Qu’est-ce que c’est ?
La fièvre Méditerranéenne Familiale ( FMF) est une maladie génétique caractérisée par des accès récurrents de fièvre, accompagnés de douleurs abdominales et/ou de douleurs thoraciques, et/ou de douleurs et gonflements articulaires. La maladie affecte en général les populations d’origine Méditerranéenne et du Moyen – Orient, notamment les Juifs ( surtout Sépharades) Turcs, Arabes, et Arméniens. En France, elle est surtout connue sous le nom de « Maladie Périodique »

Est-ce fréquent ?
La fréquence de la maladie dans les populations à haut risque est d’environ 1 à 3 pour mille. Elle est rare dans les autres parties du monde.
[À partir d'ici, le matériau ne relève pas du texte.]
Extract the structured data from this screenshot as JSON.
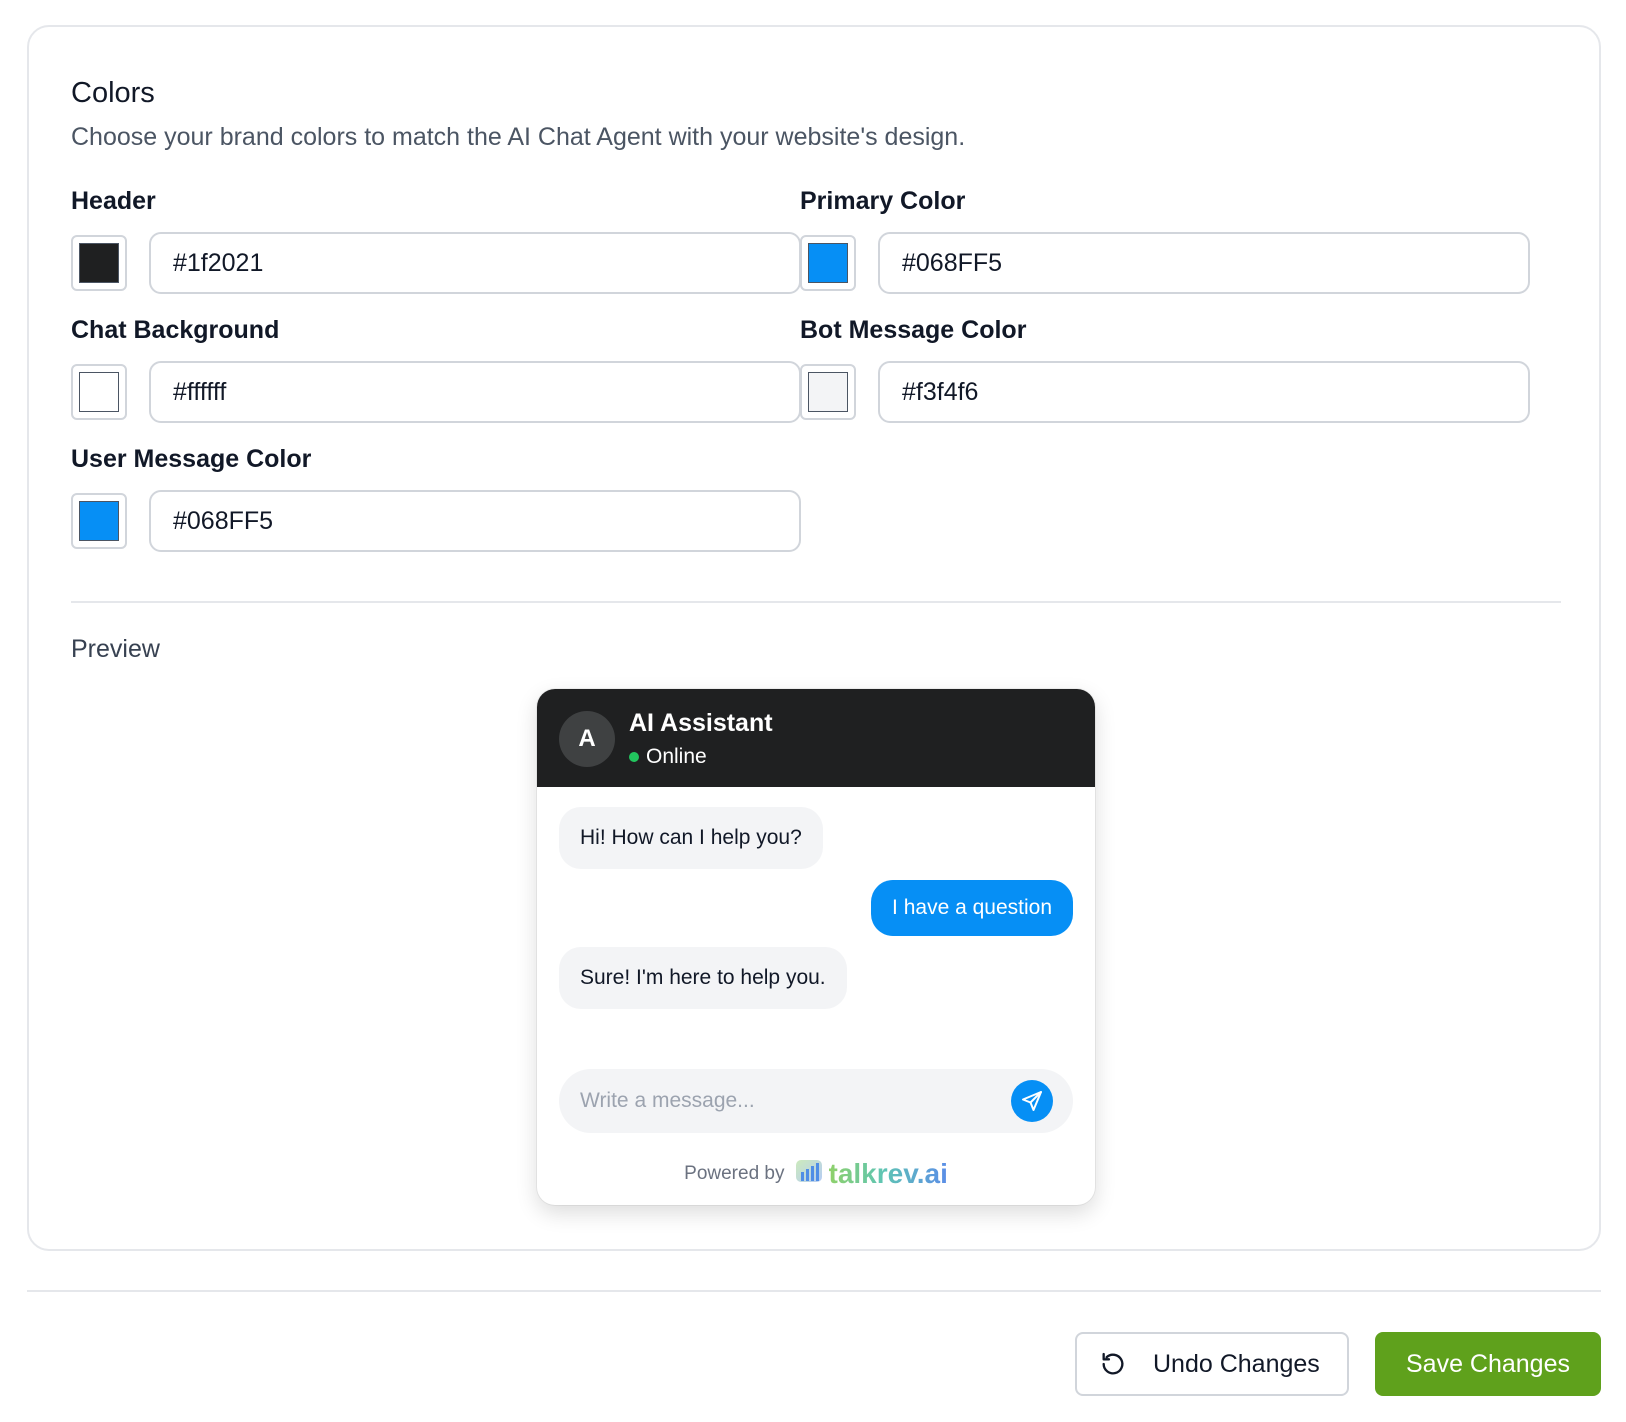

Cependant, depuis la découverte du gène, elle est diagnostiquée plus fréquemment même au sein de populations chez lesquelles elle était considérée comme rare, telles que les Italiens, les Grecs et les Américains.
Les poussées de FMF commencent avant l’âge de 20 ans chez approximativement 90% des patients. Chez plus de la moitié d’entre eux, la maladie apparaît dans les 10 premières années de la vie. Les garçons sont un peu plus souvent atteints que les filles ( 13 pour 10).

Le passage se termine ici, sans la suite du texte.